30º – Se o Recorrente tivesse visto corrigido o valor nominal da TAE, o Mmo Juiz julgador teria dado como provado o facto de no momento da condução ter acusado a taxa de álcool no sangue de 1,18g/l e não aquela que deu como provado, porque não corrigiu, e jamais seria condenado pela prática do crime.

31º – Neste sentido, atendendo a que o Recorrente foi objecto de condenação injusta pela prática dum crime que não cometeu, em virtude do Tribunal a quo não ter aplicado ao caso concreto a correcção por subtracção de margem de erro à medição metrológica nominal de TAE.

32º – Resulta evidente que, neste sentido, a sentença a rever está ferida do vício de inconstitucionalidade porque o Tribunal a quo realizou uma interpretação do artº 292º do C.P. materialmente inconstitucional porque não podia sentenciar criminalmente, de modo condenatório o Recorrente, sem verificar que a TAS corrigida de 1,18g/l teria que ser obrigatoriamente havida como provada de acordo com as instruções do Ofício nº 14811, de 19.07.2006, da D.G.V. e não interpretou deste modo a lei, pelo que, violou as normas constantes do nº1 e 4 do artº 29º e nº1 do artº 32º, ambos da Constituição da república Portuguesa, vício de entendimento interpretativo daquelas normas ao caso concreto aqui rever, que se invoca para todos os efeitos legais.

33º – E, a injustiça grave da sentença a rever que condenou o Recorrente por crime não cometido, até se projecta na ideia de que caso tivesse sido objecto de julgamento no dia em que o cidadão Carlos Vítor Sousa Gonçalves, no âmbito do processo 50/06.3PTFUN, pendente no 1º Juízo Criminal do tribunal Criminal do Funchal, ter-lhe-ia sido aplicada a TAS corrigida e jamais ter-lhe-ia sido imputado o crime p.p. no art. 292.º do C.P..

34º – Em face a tudo o que até agora se defendeu nesta peça, estão cumpridos os fundamentos da admissibilidade do pedido de revisão de sentença previstos na alínea c) e b) do n.º 1 do art. 449.º do C.P.P.

Ofereceu o recorrente 4 testemunhas e 7 documentos.

O Ministério Público junto do Tribunal recorrido respondeu detalhadamente à motivação, pronunciando-se pela não realização das diligências de prova requeridas, dado o incumprimento pelo recorrente do disposto no art. 453.º, n.º 2 do CPP, e pelo improvimento do recurso, por se não verificar nenhum dos fundamentos invocados.
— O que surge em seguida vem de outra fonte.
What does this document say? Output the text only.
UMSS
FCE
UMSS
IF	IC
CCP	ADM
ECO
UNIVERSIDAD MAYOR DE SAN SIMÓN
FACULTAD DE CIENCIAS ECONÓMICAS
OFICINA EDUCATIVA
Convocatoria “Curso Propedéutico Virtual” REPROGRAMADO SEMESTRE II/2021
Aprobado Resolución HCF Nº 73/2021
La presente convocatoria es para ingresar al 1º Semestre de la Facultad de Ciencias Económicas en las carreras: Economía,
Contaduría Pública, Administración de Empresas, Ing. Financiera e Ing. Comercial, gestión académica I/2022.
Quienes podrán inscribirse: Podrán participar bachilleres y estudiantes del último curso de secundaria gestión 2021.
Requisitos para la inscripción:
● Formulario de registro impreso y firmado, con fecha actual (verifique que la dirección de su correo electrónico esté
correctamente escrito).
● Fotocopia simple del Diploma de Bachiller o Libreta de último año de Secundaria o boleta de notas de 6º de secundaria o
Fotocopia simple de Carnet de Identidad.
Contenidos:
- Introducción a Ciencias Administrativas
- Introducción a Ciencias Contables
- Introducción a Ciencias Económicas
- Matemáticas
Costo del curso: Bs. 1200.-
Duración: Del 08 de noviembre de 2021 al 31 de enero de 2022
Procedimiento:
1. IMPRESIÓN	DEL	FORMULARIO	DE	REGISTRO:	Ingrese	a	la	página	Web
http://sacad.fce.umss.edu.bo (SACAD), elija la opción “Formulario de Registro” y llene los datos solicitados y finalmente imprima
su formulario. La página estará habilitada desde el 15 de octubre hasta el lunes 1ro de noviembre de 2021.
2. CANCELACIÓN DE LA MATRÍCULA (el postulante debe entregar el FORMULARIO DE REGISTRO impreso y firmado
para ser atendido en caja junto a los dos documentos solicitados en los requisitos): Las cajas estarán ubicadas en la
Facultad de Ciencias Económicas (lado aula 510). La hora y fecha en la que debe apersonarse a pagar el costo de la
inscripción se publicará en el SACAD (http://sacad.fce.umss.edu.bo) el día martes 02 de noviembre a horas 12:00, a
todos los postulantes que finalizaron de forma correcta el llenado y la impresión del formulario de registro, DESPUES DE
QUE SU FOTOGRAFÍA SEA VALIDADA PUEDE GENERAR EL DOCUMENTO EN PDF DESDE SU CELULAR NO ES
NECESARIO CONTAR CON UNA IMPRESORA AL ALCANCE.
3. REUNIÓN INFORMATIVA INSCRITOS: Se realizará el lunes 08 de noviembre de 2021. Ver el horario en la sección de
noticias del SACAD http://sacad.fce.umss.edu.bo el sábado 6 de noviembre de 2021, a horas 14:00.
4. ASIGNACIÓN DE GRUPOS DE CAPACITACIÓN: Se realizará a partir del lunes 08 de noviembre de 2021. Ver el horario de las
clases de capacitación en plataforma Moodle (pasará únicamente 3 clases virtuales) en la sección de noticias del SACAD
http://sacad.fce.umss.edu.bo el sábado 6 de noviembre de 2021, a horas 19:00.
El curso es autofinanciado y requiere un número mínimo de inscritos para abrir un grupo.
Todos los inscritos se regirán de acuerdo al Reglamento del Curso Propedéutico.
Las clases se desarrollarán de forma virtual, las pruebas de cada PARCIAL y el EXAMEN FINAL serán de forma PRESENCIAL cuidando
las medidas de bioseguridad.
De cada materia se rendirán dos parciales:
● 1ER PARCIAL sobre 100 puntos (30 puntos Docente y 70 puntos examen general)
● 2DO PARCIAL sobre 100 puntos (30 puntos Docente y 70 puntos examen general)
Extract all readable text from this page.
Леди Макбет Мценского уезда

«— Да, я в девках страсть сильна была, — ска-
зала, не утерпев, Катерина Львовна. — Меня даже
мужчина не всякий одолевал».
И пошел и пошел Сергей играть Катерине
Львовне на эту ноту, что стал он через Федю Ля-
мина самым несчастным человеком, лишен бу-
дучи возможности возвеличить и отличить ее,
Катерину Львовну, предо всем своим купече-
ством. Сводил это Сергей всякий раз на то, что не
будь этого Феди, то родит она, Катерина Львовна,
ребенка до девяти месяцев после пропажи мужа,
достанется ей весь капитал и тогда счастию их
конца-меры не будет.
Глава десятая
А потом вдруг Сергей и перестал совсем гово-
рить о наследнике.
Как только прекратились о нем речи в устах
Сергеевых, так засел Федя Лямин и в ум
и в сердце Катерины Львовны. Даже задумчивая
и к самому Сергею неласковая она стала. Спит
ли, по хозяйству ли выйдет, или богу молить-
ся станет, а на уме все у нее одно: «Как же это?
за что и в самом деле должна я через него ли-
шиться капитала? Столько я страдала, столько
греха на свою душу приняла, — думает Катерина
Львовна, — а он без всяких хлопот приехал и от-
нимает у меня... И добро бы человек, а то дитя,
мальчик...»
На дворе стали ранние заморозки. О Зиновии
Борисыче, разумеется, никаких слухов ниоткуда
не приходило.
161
Informou o Juiz da condenação, nos termos do art. 454.º do CPP, o seguinte:

«O arguido AA foi, por sentença transitada em julgado nestes autos, condenado nas penas de 800 euros de multa e 4 meses de proibição de condução de veículos motorizados, pela prática do crime de condução de veículo em estado de embriaguez.

Pretende agora a revisão extraordinária de tal sentença, com fundamento das als. c) e d) do n.º 1 do art. 449º do C. P. Penal.

O primeiro dos referidos fundamentos reporta-se à descoberta de contradição entre os factos que serviram de fundamento à condenação com os dados como provados noutra sentença, e que tal contradição justifique graves dúvidas sobre a justeza da condenação.

Em nossa opinião, o recorrente labora aqui em manifesto lapso. De facto, em nosso entendimento, este pressuposto de recurso extraordinário evoca a possibilidade de existência de contradição entre factos dados como provados em duas sentenças, em que os segundos ponham em causa os primeiros. Ou seja, o alcance desta norma tem a ver com duas decisões judiciais em que se apreciaram situações, de algum modo, concretamente relacionadas, e em que a segunda decisão dá como provados factos conexos com os anteriormente fixados e que os põem em causa. Dá-se o seguinte exemplo de escola: prova-se na segunda sentença que o arguido, na tarde de 1 de Janeiro de 2007 estava em Singapura, quando na primeira decisão se tinha dado como provado que, nessa mesma tarde, ele agrediu uma pessoa no Funchal. Não é esta realidade que o recorrente aqui põe em causa. Decorre dos termos do seu recurso que apresenta um acórdão em que é feita uma interpretação diversa do alcance e valor de um determinado meio probatório, diferente da relevância que foi conferida a tal meio probatório nestes autos. Os factos dados como provados no acórdão que apresenta não põem em causa os factos da sentença proferida nestes autos, pela simples razão de que, em concreto, em nada se relacionam com eles.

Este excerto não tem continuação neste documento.